Figure 4.

Patient-derived dermal fibroblasts lack RPGR at primary cilia. (A) Influence of NMD on RPGR transcript levels in patient-derived and control fibroblasts. Cells were treated with 100 µg/mL cycloheximide (CHX) for 4 h. DMSO-treated and untreated cells were used as controls. RT-PCR analyses included exon 9 to 11 of the RPGR transcript and were performed using equal amounts of RNA in each sample.
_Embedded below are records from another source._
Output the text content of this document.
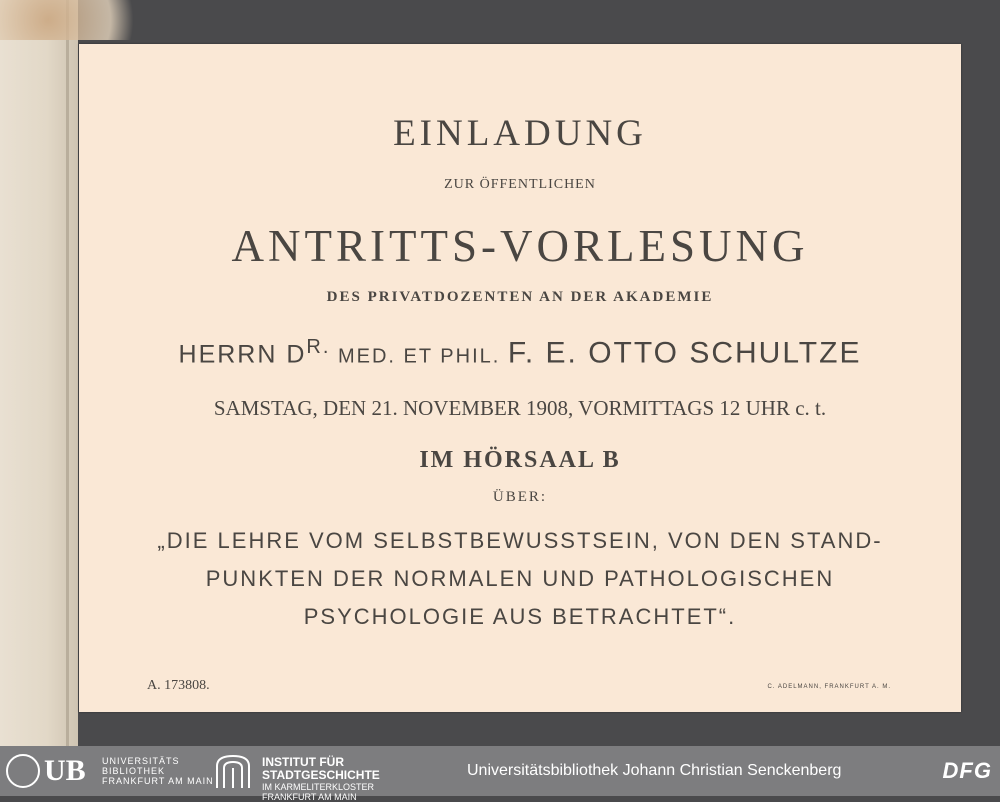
EINLADUNG
ZUR ÖFFENTLICHEN
ANTRITTS-VORLESUNG
DES PRIVATDOZENTEN AN DER AKADEMIE
HERRN $D^{R.}$ MED. ET PHIL. F. E. OTTO SCHULTZE
SAMSTAG, DEN 21. NOVEMBER 1908, VORMITTAGS 12 UHR c. t.
IM HÖRSAAL B
ÜBER:
„DIE LEHRE VOM SELBSTBEWUSSTSEIN, VON DEN STAND-
PUNKTEN DER NORMALEN UND PATHOLOGISCHEN
PSYCHOLOGIE AUS BETRACHTET“.
A. 173808.	C. ADELMANN, FRANKFURT A. M.
UB UNIVERSITÄTS
BIBLIOTHEK
FRANKFURT AM MAIN
INSTITUT FÜR
STADTGESCHICHTE
IM KARMELITERKLOSTER
FRANKFURT AM MAIN
Universitätsbibliothek Johann Christian Senckenberg	DFG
NTC: non-template control. (B) Western blot analyses showed a strongly reduced level of RPGR protein expression (125 kDa) in the patient-derived cell line. Residual signals in the patient might correspond to basal spontaneous read-through. In contrast, RPGR was detected in two unaffected control cell lines. GAPDH (36 kDa) was used as a loading control. Molecular weight is indicated in kDa. (C) Immunocytochemistry (ICC) of RPGR at primary cilia. Control cells showed a dot-like expression pattern of RPGR (green) along the axoneme of the cilium (magenta). In the patient-derived fibroblasts, RPGR expression was not detected. D-tubulin was used as a marker for the primary cilium. (D) Quantification of cilia showing RPGR along the ciliary axoneme. A highly significant reduction of RPGR signals at primary cilia was detected in the patient-derived cell line. More than 90% of the control cells showed RPGR at the primary cilium, whereas RPGR was not detected along the cilium in the patient cell line (among 250 primary cilia, none showed RPGR staining). Experiments were independently repeated 5 times (n = 5). Error bars represent standard deviation. Asterisks: significant differences; n.s: non-significant, ***: p ≤ 0.001.